I noticed this online example:
http://spark.apache.org/docs/latest/ml-pipeline.html
I am curious about this syntax:
// Prepare training data from a list of (label, features) tuples.
val training = spark.createDataFrame(Seq(
(1.0, Vectors.dense(0.0, 1.1, 0.1)),
(0.0, Vectors.dense(2.0, 1.0, -1.0)),
(0.0, Vectors.dense(2.0, 1.3, 1.0)),
(1.0, Vectors.dense(0.0, 1.2, -0.5))
)).toDF("label", "features")
Is it possible to replace the above call to some syntax which reads values
from CSV?
I want something comparable to Python-Pandas read_csv() method.
Re: In Spark-scala, how to fill Vectors.dense in DataFrame from CSV?
Posted by Kevin Mellott <ke...@gmail.com>.
You'll want to use the spark-csv package, which is included in Spark 2.0.
The repository documentation has some great usage examples.
https://github.com/databricks/spark-csv
Thanks,
Kevin
On Thu, Sep 22, 2016 at 8:40 PM, Dan Bikle <bi...@gmail.com> wrote:
> hello spark-world,
>
> I am new to spark.
>
> I noticed this online example:
>
> http://spark.apache.org/docs/latest/ml-pipeline.html
>
> I am curious about this syntax:
>
> // Prepare training data from a list of (label, features) tuples.
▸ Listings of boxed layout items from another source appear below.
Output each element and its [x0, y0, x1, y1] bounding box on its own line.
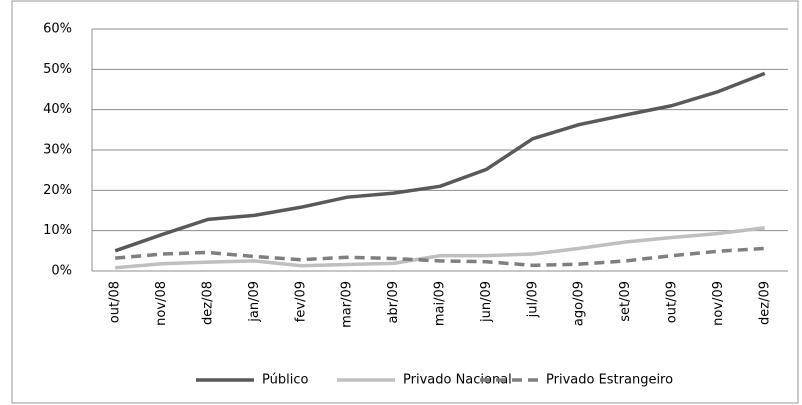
x-tick-label: mai/09 — [433, 281, 448, 326]
legend-label: Privado Nacional — [403, 373, 512, 388]
x-tick-label: abr/09 — [386, 281, 401, 324]
y-tick-label: 20% — [43, 183, 72, 198]
line-series — [114, 71, 766, 253]
x-tick-label: jul/09 — [525, 281, 540, 318]
x-tick-label: out/08 — [108, 281, 123, 323]
y-tick-label: 10% — [43, 223, 72, 238]
x-tick-label: set/09 — [618, 281, 633, 322]
x-tick-label: ago/09 — [572, 281, 587, 326]
x-tick-label: nov/08 — [154, 281, 169, 326]
legend-label: Privado Estrangeiro — [546, 373, 673, 388]
line-series — [115, 226, 766, 270]
x-tick-label: mar/09 — [340, 281, 355, 328]
line-series — [115, 246, 765, 268]
x-tick-label: dez/08 — [201, 281, 216, 325]
x-tick-label: fev/09 — [293, 281, 308, 322]
y-tick-label: 50% — [43, 62, 72, 77]
x-tick-label: jun/09 — [479, 281, 494, 323]
y-tick-label: 0% — [51, 264, 72, 279]
chart-border — [11, 0, 799, 404]
x-tick-label: out/09 — [665, 281, 680, 323]
y-tick-label: 60% — [43, 22, 72, 37]
y-tick-label: 40% — [43, 102, 72, 117]
x-tick-label: dez/09 — [757, 281, 772, 325]
x-tick-label: nov/09 — [711, 281, 726, 326]
y-tick-label: 30% — [43, 143, 72, 158]
legend-label: Público — [262, 373, 308, 388]
x-tick-label: jan/09 — [247, 281, 262, 323]
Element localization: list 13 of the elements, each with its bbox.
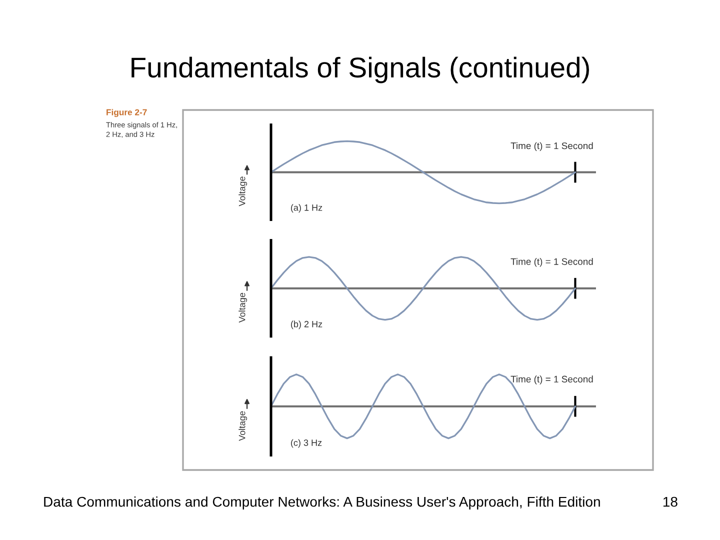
text: (c) 3 Hz [291, 439, 322, 448]
annotation: Time (t) = 1 Second [510, 142, 593, 151]
text: 18 [663, 496, 678, 507]
text: Data Communications and Computer Networks: A Business User's Approach, Fifth Edition [44, 496, 600, 510]
y-axis-title: Voltage [238, 176, 248, 206]
annotation: Time (t) = 1 Second [510, 376, 593, 384]
y-axis-title: Voltage [238, 411, 248, 441]
text: Fundamentals of Signals (continued) [132, 56, 589, 84]
caption: Figure 2-7 [106, 108, 147, 118]
text: (b) 2 Hz [291, 320, 322, 330]
annotation: Time (t) = 1 Second [510, 258, 593, 267]
y-axis-title: Voltage [238, 292, 248, 323]
text: (a) 1 Hz [291, 204, 322, 213]
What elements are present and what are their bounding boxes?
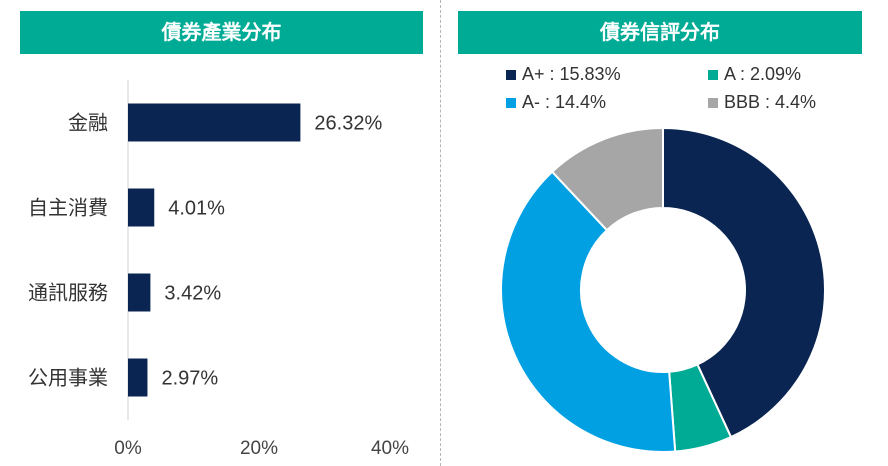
value-label: 26.32% [314, 113, 382, 135]
legend-swatch [708, 70, 718, 80]
legend-entry: A+ : 15.83% [522, 64, 621, 84]
value-label: 4.01% [168, 198, 225, 220]
legend-entry: BBB : 4.4% [724, 92, 816, 112]
x-tick-label: 40% [371, 438, 409, 459]
x-tick-label: 0% [114, 438, 142, 459]
bar-1 [128, 188, 155, 227]
value-label: 3.42% [164, 283, 221, 305]
industry-chart-title: 債券產業分布 [20, 11, 423, 54]
value-label: 2.97% [161, 368, 218, 390]
rating-chart-title: 債券信評分布 [458, 11, 862, 54]
legend-swatch [708, 98, 718, 108]
legend-swatch [506, 98, 516, 108]
category-label: 金融 [68, 111, 108, 135]
bar-3 [128, 358, 148, 397]
donut-slice-0 [662, 126, 826, 439]
legend-entry: A- : 14.4% [522, 92, 606, 112]
industry-bar-chart: 金融 26.32% 自主消費 4.01% 通訊服務 3.42% 公用事業 2.97% 0% 20… [28, 80, 409, 459]
legend-entry: A : 2.09% [724, 64, 801, 84]
donut-slice-3 [550, 126, 664, 232]
donut-slice-2 [500, 170, 677, 453]
category-label: 通訊服務 [28, 281, 108, 305]
donut-slice-1 [668, 363, 733, 453]
panel-divider [440, 0, 441, 466]
x-tick-label: 20% [240, 438, 278, 459]
category-label: 自主消費 [28, 196, 108, 220]
bar-2 [128, 273, 151, 312]
category-label: 公用事業 [28, 366, 108, 390]
bar-0 [128, 103, 301, 142]
legend-swatch [506, 70, 516, 80]
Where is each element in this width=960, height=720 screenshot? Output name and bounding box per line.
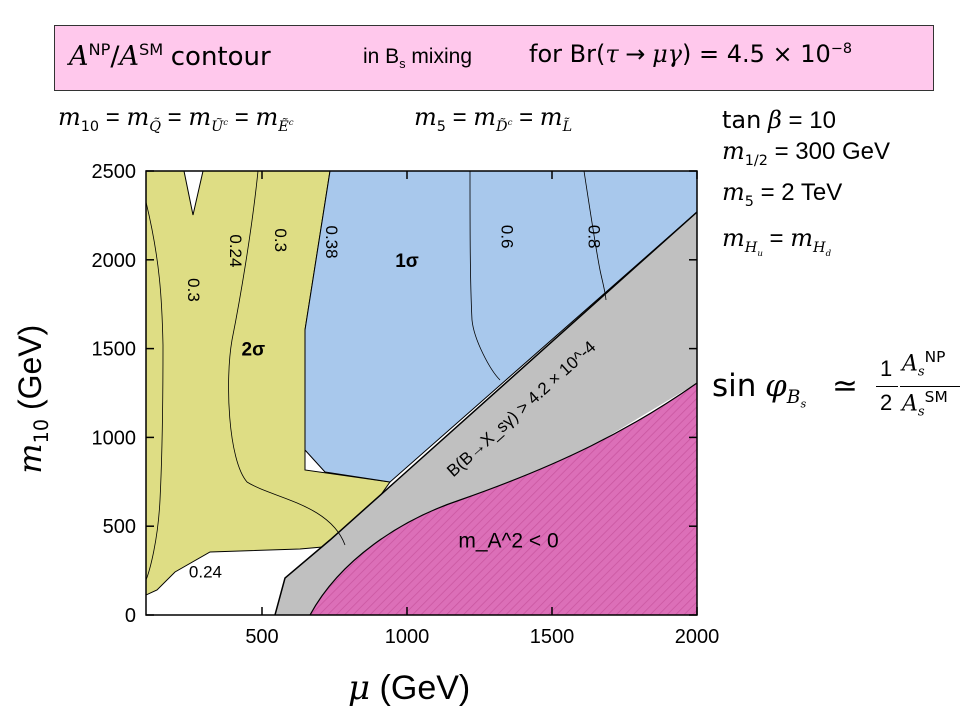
contour-level-label: 0.6 bbox=[497, 225, 516, 249]
contour-0-3-inner bbox=[228, 171, 346, 546]
y-tick-label: 1000 bbox=[92, 427, 137, 449]
banner-br: for Br(τ → μγ) = 4.5 × 10−8 bbox=[529, 40, 853, 68]
x-tick-label: 2000 bbox=[675, 626, 720, 648]
one-sigma-label: 1σ bbox=[395, 251, 419, 272]
m5-value-label: m5 = 2 TeV bbox=[722, 178, 843, 210]
contour-0-8 bbox=[583, 171, 607, 301]
contour-level-label: 0.38 bbox=[322, 225, 341, 258]
grey-boundary-line bbox=[274, 211, 697, 615]
contour-level-label: 0.24 bbox=[226, 234, 245, 267]
x-tick-label: 1500 bbox=[530, 626, 575, 648]
pink-boundary-line bbox=[309, 382, 697, 615]
banner-mixing: in Bs mixing bbox=[363, 45, 473, 72]
y-tick-label: 2000 bbox=[92, 250, 137, 272]
mhu-label: mHu = mHd bbox=[722, 224, 832, 259]
m-half-label: m1/2 = 300 GeV bbox=[722, 137, 891, 169]
contour-level-label: 0.8 bbox=[584, 225, 603, 249]
x-tick-label: 500 bbox=[245, 626, 278, 648]
y-tick-label: 1500 bbox=[92, 339, 137, 361]
one-sigma-region bbox=[304, 171, 697, 483]
ma2-negative-region bbox=[310, 383, 697, 615]
banner-contour-title: ANP/ASM contour bbox=[69, 40, 271, 72]
y-tick-label: 2500 bbox=[92, 161, 137, 183]
contour-0-6 bbox=[469, 171, 501, 381]
y-axis-title: m10 (GeV) bbox=[10, 324, 54, 474]
bsg-excluded-region bbox=[275, 212, 697, 615]
title-banner: ANP/ASM contour in Bs mixing for Br(τ → … bbox=[54, 25, 934, 91]
ma2-label: m_A^2 < 0 bbox=[458, 530, 558, 553]
m5-equation: m5 = mD̃c = mL̃ bbox=[414, 103, 573, 135]
x-axis-title: μ (GeV) bbox=[348, 668, 471, 708]
contour-0-3-left bbox=[146, 201, 164, 581]
y-tick-label: 0 bbox=[125, 605, 136, 627]
x-tick-label: 1000 bbox=[385, 626, 430, 648]
two-sigma-label: 2σ bbox=[242, 340, 266, 361]
plot-frame bbox=[145, 170, 698, 616]
contour-level-label: 0.3 bbox=[184, 278, 203, 302]
contour-level-label: 0.3 bbox=[271, 228, 290, 252]
y-tick-label: 500 bbox=[103, 516, 136, 538]
m10-equation: m10 = mQ̃ = mŨc = mẼc bbox=[58, 103, 294, 135]
contour-level-label: 0.24 bbox=[189, 563, 222, 582]
tanbeta-label: tan β = 10 bbox=[722, 106, 836, 134]
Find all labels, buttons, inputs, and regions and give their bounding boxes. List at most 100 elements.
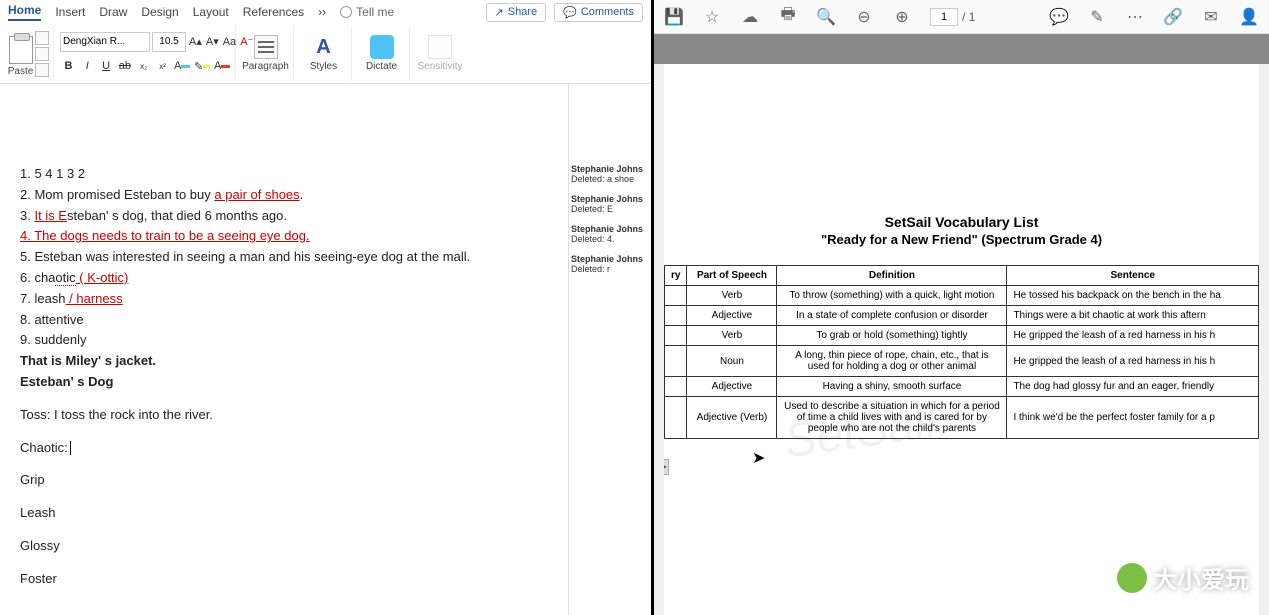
format-painter-icon[interactable]: [35, 63, 49, 77]
pdf-viewer: 💾 ☆ ☁ 🖶 🔍 ⊖ ⊕ / 1 💬 ✎ ⋯ 🔗 ✉ 👤 ▸ SetSail …: [654, 0, 1269, 615]
grip-line: Grip: [20, 470, 552, 491]
line-8: 8. attentive: [20, 310, 552, 331]
cell-vocabulary: [665, 286, 687, 306]
cell-pos: Verb: [687, 326, 777, 346]
bold-button[interactable]: B: [60, 57, 77, 75]
document-page[interactable]: 1. 5 4 1 3 2 2. Mom promised Esteban to …: [0, 84, 569, 615]
highlight-icon[interactable]: ✎: [193, 57, 211, 75]
styles-group[interactable]: A Styles: [296, 26, 352, 81]
leash-line: Leash: [20, 503, 552, 524]
line-2: 2. Mom promised Esteban to buy a pair of…: [20, 185, 552, 206]
cell-vocabulary: [665, 326, 687, 346]
revision-4[interactable]: Stephanie JohnsDeleted: r: [571, 254, 649, 274]
font-color-icon[interactable]: A: [213, 57, 231, 75]
comment-icon[interactable]: 💬: [1049, 7, 1069, 27]
paragraph-icon: [254, 35, 278, 59]
sensitivity-icon: [428, 35, 452, 59]
clipboard-group: Paste: [4, 26, 54, 81]
strike-button[interactable]: ab: [116, 57, 133, 75]
cell-vocabulary: [665, 306, 687, 326]
revision-3[interactable]: Stephanie JohnsDeleted: 4.: [571, 224, 649, 244]
th-vocabulary: ry: [665, 266, 687, 286]
cut-icon[interactable]: [35, 31, 49, 45]
link-icon[interactable]: 🔗: [1163, 7, 1183, 27]
superscript-button[interactable]: x²: [154, 57, 171, 75]
tab-references[interactable]: References: [243, 5, 304, 19]
table-row: VerbTo grab or hold (something) tightlyH…: [665, 326, 1259, 346]
table-row: VerbTo throw (something) with a quick, l…: [665, 286, 1259, 306]
cell-sent: He tossed his backpack on the bench in t…: [1007, 286, 1259, 306]
line-7: 7. leash / harness: [20, 289, 552, 310]
chaotic-line: Chaotic:: [20, 438, 552, 459]
paste-icon[interactable]: [9, 36, 33, 64]
star-icon[interactable]: ☆: [702, 7, 722, 27]
brand-overlay: 大小爱玩: [1117, 560, 1249, 595]
font-name-select[interactable]: [60, 32, 150, 52]
paragraph-group[interactable]: Paragraph: [238, 26, 294, 81]
cell-sent: He gripped the leash of a red harness in…: [1007, 326, 1259, 346]
pdf-gutter: [654, 34, 1269, 64]
tab-insert[interactable]: Insert: [55, 5, 85, 19]
tab-home[interactable]: Home: [8, 3, 41, 21]
font-size-select[interactable]: [152, 32, 186, 52]
line-3: 3. It is Esteban' s dog, that died 6 mon…: [20, 206, 552, 227]
more-icon[interactable]: ⋯: [1125, 7, 1145, 27]
document-area: 1. 5 4 1 3 2 2. Mom promised Esteban to …: [0, 84, 651, 615]
tab-draw[interactable]: Draw: [99, 5, 127, 19]
tab-layout[interactable]: Layout: [193, 5, 229, 19]
cell-def: In a state of complete confusion or diso…: [777, 306, 1007, 326]
cell-def: A long, thin piece of rope, chain, etc.,…: [777, 346, 1007, 377]
page-number-input[interactable]: [930, 8, 958, 26]
tabs-overflow[interactable]: ››: [318, 5, 326, 19]
subscript-button[interactable]: x₂: [135, 57, 152, 75]
glossy-line: Glossy: [20, 536, 552, 557]
prev-page-icon[interactable]: ⊖: [854, 7, 874, 27]
pdf-page[interactable]: ▸ SetSail Vocabulary List "Ready for a N…: [664, 64, 1259, 615]
revision-2[interactable]: Stephanie JohnsDeleted: E: [571, 194, 649, 214]
page-indicator: / 1: [930, 8, 975, 26]
shrink-font-icon[interactable]: A▾: [205, 33, 220, 51]
zoom-out-icon[interactable]: 🔍: [816, 7, 836, 27]
account-icon[interactable]: 👤: [1239, 7, 1259, 27]
comments-button[interactable]: 💬 Comments: [554, 3, 643, 22]
line-6: 6. chaotic ( K-ottic): [20, 268, 552, 289]
copy-icon[interactable]: [35, 47, 49, 61]
edit-icon[interactable]: ✎: [1087, 7, 1107, 27]
cell-def: To throw (something) with a quick, light…: [777, 286, 1007, 306]
cell-vocabulary: [665, 377, 687, 397]
dictate-icon: [370, 35, 394, 59]
word-window: Home Insert Draw Design Layout Reference…: [0, 0, 654, 615]
cell-def: To grab or hold (something) tightly: [777, 326, 1007, 346]
th-sentence: Sentence: [1007, 266, 1259, 286]
underline-button[interactable]: U: [98, 57, 115, 75]
grow-font-icon[interactable]: A▴: [188, 33, 203, 51]
cell-pos: Adjective (Verb): [687, 397, 777, 439]
dictate-group[interactable]: Dictate: [354, 26, 410, 81]
bold-line-2: Esteban' s Dog: [20, 372, 552, 393]
cell-def: Having a shiny, smooth surface: [777, 377, 1007, 397]
tab-design[interactable]: Design: [141, 5, 178, 19]
share-button[interactable]: ↗ Share: [486, 3, 547, 22]
vocab-table: ry Part of Speech Definition Sentence Ve…: [664, 265, 1259, 439]
cell-pos: Verb: [687, 286, 777, 306]
cell-sent: The dog had glossy fur and an eager, fri…: [1007, 377, 1259, 397]
sensitivity-group[interactable]: Sensitivity: [412, 26, 468, 81]
expand-handle[interactable]: ▸: [664, 459, 669, 475]
table-row: NounA long, thin piece of rope, chain, e…: [665, 346, 1259, 377]
line-5: 5. Esteban was interested in seeing a ma…: [20, 247, 552, 268]
print-icon[interactable]: 🖶: [778, 7, 798, 27]
line-9: 9. suddenly: [20, 330, 552, 351]
italic-button[interactable]: I: [79, 57, 96, 75]
cloud-upload-icon[interactable]: ☁: [740, 7, 760, 27]
text-effects-icon[interactable]: A: [173, 57, 191, 75]
th-definition: Definition: [777, 266, 1007, 286]
mail-icon[interactable]: ✉: [1201, 7, 1221, 27]
pdf-toolbar: 💾 ☆ ☁ 🖶 🔍 ⊖ ⊕ / 1 💬 ✎ ⋯ 🔗 ✉ 👤: [654, 0, 1269, 34]
next-page-icon[interactable]: ⊕: [892, 7, 912, 27]
vocab-title: SetSail Vocabulary List: [664, 214, 1259, 230]
ribbon-tabs: Home Insert Draw Design Layout Reference…: [0, 0, 651, 24]
save-icon[interactable]: 💾: [664, 7, 684, 27]
revision-1[interactable]: Stephanie JohnsDeleted: a shoe: [571, 164, 649, 184]
change-case-icon[interactable]: Aa: [222, 33, 237, 51]
tell-me-search[interactable]: Tell me: [340, 5, 394, 19]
> val training = spark.createDataFrame(Seq(
> (1.0, Vectors.dense(0.0, 1.1, 0.1)),
> (0.0, Vectors.dense(2.0, 1.0, -1.0)),
> (0.0, Vectors.dense(2.0, 1.3, 1.0)),
> (1.0, Vectors.dense(0.0, 1.2, -0.5))
> )).toDF("label", "features")
>
> Is it possible to replace the above call to some syntax which reads values
> from CSV?
>
> I want something comparable to Python-Pandas read_csv() method.
>
>